By then, though, their limitations had become clearer. Unlike Richard Rodgers and Oscar Hammerstein II, whose musicals were deliberately wide-ranging in setting and subject matter, Comden and Green were primarily interested in writing about New York City and the entertainment industry, no doubt because they knew about little else and had no particular desire to explore other aspects of American life—including the immigrant experience that had shaped their own early lives. Instead, they were reduced to such artistically null ventures as Applause, the 1970 stage version of All About Eve, a vehicle for Lauren Bacall to which they contributed a well-wrought but unmemorable book.
It is no less noteworthy that none of their attempts to write more “seriously” was more than modestly successful, least of all It’s Always Fair Weather (1955, music by André Previn), a screen musical about three veterans of World War II who cannot come to terms with postwar America. Except for On the Town, it was the only Hollywood musical for which they wrote both screenplay and lyrics. It’s Always Fair Weather, like such later collaborations with Styne as Subways Are for Sleeping (1961) and Hallelujah, Baby! (1967), showed that Comden and Green were out of touch with the changes in the tone of American culture that would soon inspire Stephen Sondheim to write musicals directly reflective of those same changes.
Time was not quite up for the partners, who collaborated with Cy Coleman on two more Broadway musicals, On the Twentieth Century (1978) and The Will Rogers Follies, that were both commercial hits. But neither show has had a successful revival life, in part because their scores were in large part lackluster pastiches of old-fashioned musical styles. Indeed, none of the musicals on which Comden and Green worked save for Peter Pan (1954), to which they contributed “additional lyrics,” is now professionally staged with any regularity. Perhaps most surprising of all, it is only in the present century that On the Town and Wonderful Town, their best stage musicals, have had successful Broadway revivals—a tribute to the beautifully balanced elements of the original productions, in which frivolity and feeling were held in exact counterpoise.
Doubtless Betty Comden and Adolph Green will be remembered longest for their work on Singin’ in the Rain and The Band Wagon. But even if none of their Broadway shows holds the stage, I am certain that the best of their songs will continue to be sung so long as human beings continue to fall in and out of love.
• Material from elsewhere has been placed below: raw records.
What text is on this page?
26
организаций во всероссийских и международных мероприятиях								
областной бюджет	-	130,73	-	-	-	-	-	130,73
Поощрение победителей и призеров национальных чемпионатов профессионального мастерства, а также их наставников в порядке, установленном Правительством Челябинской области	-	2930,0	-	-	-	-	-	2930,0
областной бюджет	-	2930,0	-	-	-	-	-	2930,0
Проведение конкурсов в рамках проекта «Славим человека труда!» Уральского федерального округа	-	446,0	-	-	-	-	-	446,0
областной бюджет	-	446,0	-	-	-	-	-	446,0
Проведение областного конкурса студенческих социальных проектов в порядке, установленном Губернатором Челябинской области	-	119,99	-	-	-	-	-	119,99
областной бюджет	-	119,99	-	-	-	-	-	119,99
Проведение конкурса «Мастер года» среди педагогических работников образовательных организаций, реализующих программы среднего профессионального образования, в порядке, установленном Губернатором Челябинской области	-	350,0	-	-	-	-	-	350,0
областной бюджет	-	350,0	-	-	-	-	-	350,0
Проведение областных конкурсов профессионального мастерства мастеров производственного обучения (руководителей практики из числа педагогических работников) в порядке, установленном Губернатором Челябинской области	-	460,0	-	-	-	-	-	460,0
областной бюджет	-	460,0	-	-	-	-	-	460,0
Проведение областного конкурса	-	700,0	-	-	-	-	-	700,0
To hear Tony Bennett and Bill Evans turn “Some Other Time” into a rueful tale of missed chances (“This day was just a token / Too many words are still unspoken”) is to know that the output of the longest-lived writing team in the history of American theater was more than just a barrel of laughs—and that the alchemy that made their partnership so happily durable will ever remain a joyous mystery.